Madrid (dpa) - Positiv oder nicht positiv? Die Gegenprobe im Dopingtest für Roberto Heras, den diesjährigen Gewinner der Spanien- Rundfahrt, ergab bisher keine klare Antwort. Die Wissenschaftler begannen daher den Analyse-Vorgang von vorn.
Der spanische Radprofi protestierte: «Das Nachweisverfahren ist nicht zuverlässig.» Sein Anwalt José María Buxeda verlangte, die B-Probe sofort abzubrechen und den viermaligen Vuelta-Sieger vom Dopingverdacht freizusprechen. «Man kann nicht solange weiter analysieren, bis irgendwann das gewünschte Resultat auftaucht.»
Das Ergebnis von Heras' B-Probe wird nun für Freitag erwartet, aber der Wirrwarr hat schon jetzt Konsequenzen. Der Kampf gegen das Doping erlitt einen Rückschlag, der angekratzte Ruf des Radsports nahm weiteren Schaden. Wie auch immer die Analysen in dem Madrider Speziallabor ausgehen, Zweifel werden in jedem Fall bleiben. «In dieser Sache stinkt etwas, und das ist nicht der Urin von Heras», meint der Kolumnist Paco González.
Der Rekordgewinner der Vuelta war auf der vorletzten Etappe der Spanien-Rundfahrt 2005 positiv auf das Blutdopingmittel EPO getestet worden.

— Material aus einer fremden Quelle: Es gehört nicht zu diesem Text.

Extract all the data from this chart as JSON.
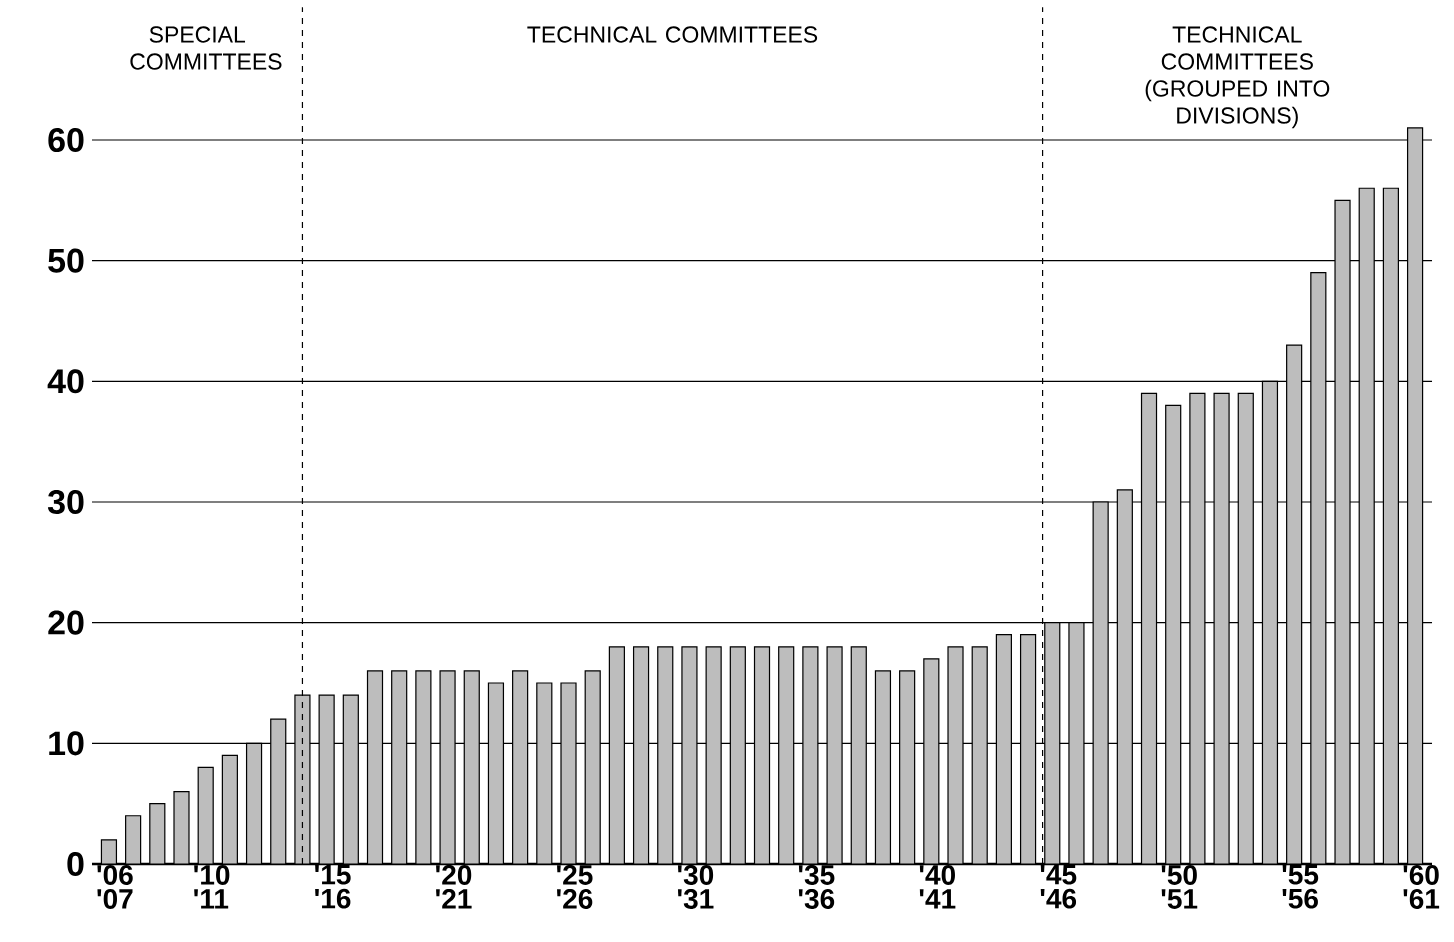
{
  "chart_data": {
    "type": "bar",
    "categories": [
      "'06 '07",
      null,
      null,
      null,
      "'10 '11",
      null,
      null,
      null,
      null,
      "'15 '16",
      null,
      null,
      null,
      null,
      "'20 '21",
      null,
      null,
      null,
      null,
      "'25 '26",
      null,
      null,
      null,
      null,
      "'30 '31",
      null,
      null,
      null,
      null,
      "'35 '36",
      null,
      null,
      null,
      null,
      "'40 '41",
      null,
      null,
      null,
      null,
      "'45 '46",
      null,
      null,
      null,
      null,
      "'50 '51",
      null,
      null,
      null,
      null,
      "'55 '56",
      null,
      null,
      null,
      null,
      "'60 '61"
    ],
    "values": [
      2,
      4,
      5,
      6,
      8,
      9,
      10,
      12,
      14,
      14,
      14,
      16,
      16,
      16,
      16,
      16,
      15,
      16,
      15,
      15,
      16,
      18,
      18,
      18,
      18,
      18,
      18,
      18,
      18,
      18,
      18,
      18,
      16,
      16,
      17,
      18,
      18,
      19,
      19,
      20,
      20,
      30,
      31,
      39,
      38,
      39,
      39,
      39,
      40,
      43,
      49,
      55,
      56,
      56,
      61
    ],
    "color": "#bdbdbd",
    "ylim": [
      0,
      71
    ],
    "yticks": [
      0,
      10,
      20,
      30,
      40,
      50,
      60
    ],
    "grid": "y",
    "annotations": [
      "SPECIAL COMMITTEES",
      "TECHNICAL COMMITTEES",
      "TECHNICAL COMMITTEES (GROUPED INTO DIVISIONS)"
    ]
  }
}
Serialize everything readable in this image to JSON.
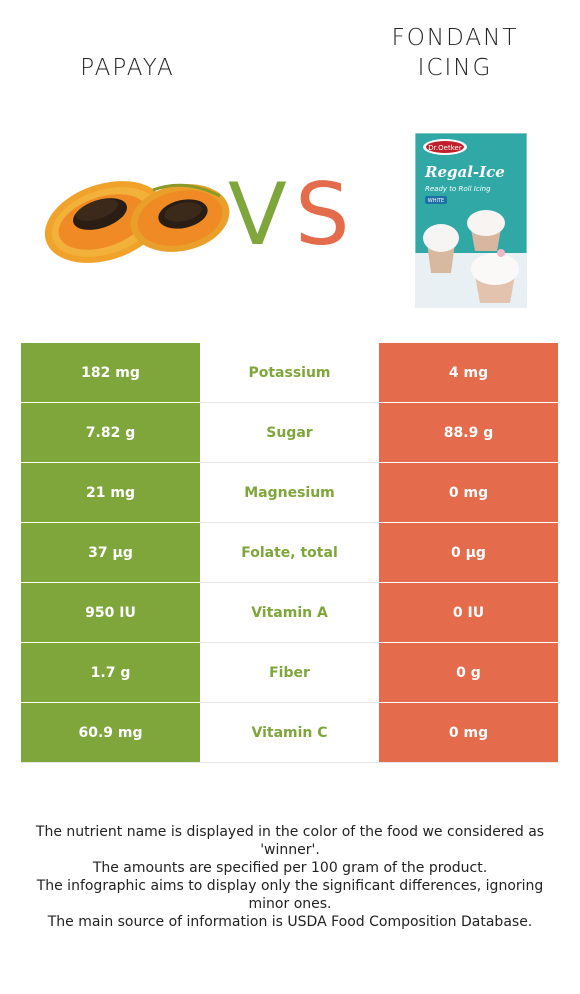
{
  "header": {
    "left_title": "PAPAYA",
    "right_title_line1": "FONDANT",
    "right_title_line2": "ICING",
    "vs_v": "V",
    "vs_s": "S"
  },
  "icing_box": {
    "brand": "Dr.Oetker",
    "product": "Regal-Ice",
    "tagline": "Ready to Roll Icing",
    "variant": "WHITE"
  },
  "colors": {
    "winner_papaya": "#7ea63b",
    "winner_icing": "#e46b4b"
  },
  "rows": [
    {
      "left": "182 mg",
      "nutrient": "Potassium",
      "right": "4 mg",
      "winner": "left"
    },
    {
      "left": "7.82 g",
      "nutrient": "Sugar",
      "right": "88.9 g",
      "winner": "left"
    },
    {
      "left": "21 mg",
      "nutrient": "Magnesium",
      "right": "0 mg",
      "winner": "left"
    },
    {
      "left": "37 µg",
      "nutrient": "Folate, total",
      "right": "0 µg",
      "winner": "left"
    },
    {
      "left": "950 IU",
      "nutrient": "Vitamin A",
      "right": "0 IU",
      "winner": "left"
    },
    {
      "left": "1.7 g",
      "nutrient": "Fiber",
      "right": "0 g",
      "winner": "left"
    },
    {
      "left": "60.9 mg",
      "nutrient": "Vitamin C",
      "right": "0 mg",
      "winner": "left"
    }
  ],
  "notes": [
    "The nutrient name is displayed in the color of the food we considered as 'winner'.",
    "The amounts are specified per 100 gram of the product.",
    "The infographic aims to display only the significant differences, ignoring minor ones.",
    "The main source of information is USDA Food Composition Database."
  ]
}
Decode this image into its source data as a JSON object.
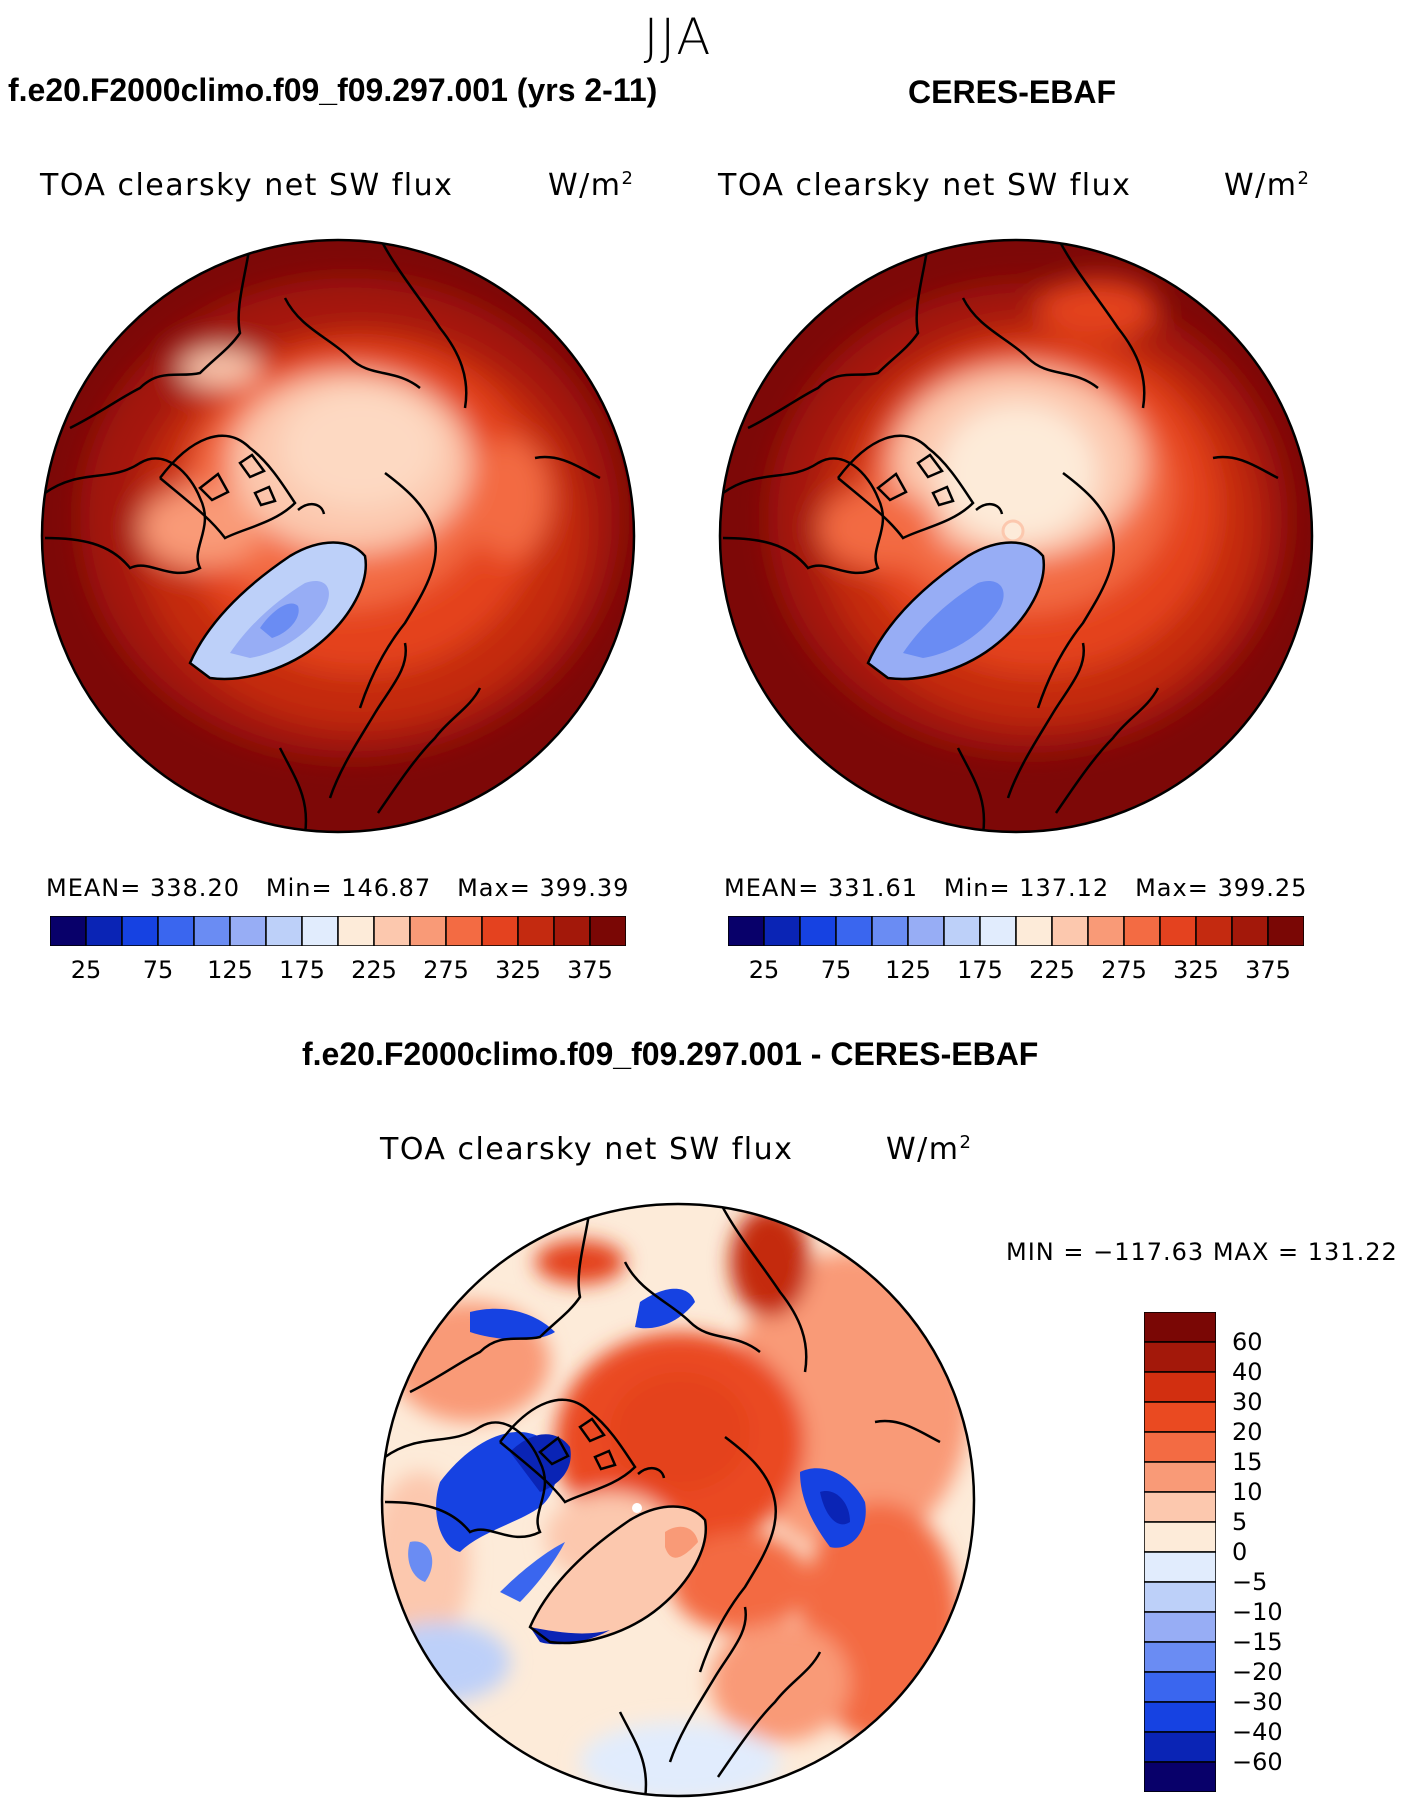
{
  "season": "JJA",
  "panel_left": {
    "case_title": "f.e20.F2000climo.f09_f09.297.001 (yrs 2-11)",
    "variable": "TOA clearsky net SW flux",
    "units": "W/m",
    "units_sup": "2",
    "stats": {
      "mean_label": "MEAN=",
      "mean": "338.20",
      "min_label": "Min=",
      "min": "146.87",
      "max_label": "Max=",
      "max": "399.39"
    }
  },
  "panel_right": {
    "case_title": "CERES-EBAF",
    "variable": "TOA clearsky net SW flux",
    "units": "W/m",
    "units_sup": "2",
    "stats": {
      "mean_label": "MEAN=",
      "mean": "331.61",
      "min_label": "Min=",
      "min": "137.12",
      "max_label": "Max=",
      "max": "399.25"
    }
  },
  "panel_diff": {
    "case_title": "f.e20.F2000climo.f09_f09.297.001 - CERES-EBAF",
    "variable": "TOA clearsky net SW flux",
    "units": "W/m",
    "units_sup": "2",
    "minmax": "MIN = −117.63 MAX = 131.22"
  },
  "abs_colorbar": {
    "colors": [
      "#08006a",
      "#0a24b5",
      "#1642e2",
      "#3a66ef",
      "#6a8cf3",
      "#97adf5",
      "#bdd0f9",
      "#e1ecfd",
      "#fdebd9",
      "#fcc8ae",
      "#f99a77",
      "#f36b43",
      "#e4421f",
      "#c42a10",
      "#a3180a",
      "#7a0705"
    ],
    "tick_labels": [
      "25",
      "75",
      "125",
      "175",
      "225",
      "275",
      "325",
      "375"
    ]
  },
  "diff_colorbar": {
    "colors": [
      "#7a0705",
      "#a3180a",
      "#d22f10",
      "#ea4a21",
      "#f36b43",
      "#f99a77",
      "#fcc8ae",
      "#fdebd9",
      "#e1ecfd",
      "#bdd0f9",
      "#97adf5",
      "#6a8cf3",
      "#3a66ef",
      "#1642e2",
      "#0a24b5",
      "#08006a"
    ],
    "tick_labels": [
      "60",
      "40",
      "30",
      "20",
      "15",
      "10",
      "5",
      "0",
      "−5",
      "−10",
      "−15",
      "−20",
      "−30",
      "−40",
      "−60"
    ]
  }
}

Die Kontrolleure hatten ihn im Visier, weil Heras nach seinem schwachen Abschneiden bei der Tour de France sich in der Heimat plötzlich in Glanzform präsentiert und sich nach einem Sturz ungewöhnlich schnell von den Verletzungen erholt hatte.
Vom Ausgang der Gegenprobe hängt für die 31-jährige Radsport-Größe mehr als nur der gute Ruf ab. Bei einem positiven Befund würde Heras der Vuelta-Sieg aberkannt. Zudem drohte ihm eine zweijährige Sperre, die wahrscheinlich das Ende seiner Profi-Karriere bedeutete. Er und sein Anwalt gründeten ihre Strategie von Anfang an darauf, die Zuverlässigkeit des EPO-Nachweises in Zweifel zu ziehen.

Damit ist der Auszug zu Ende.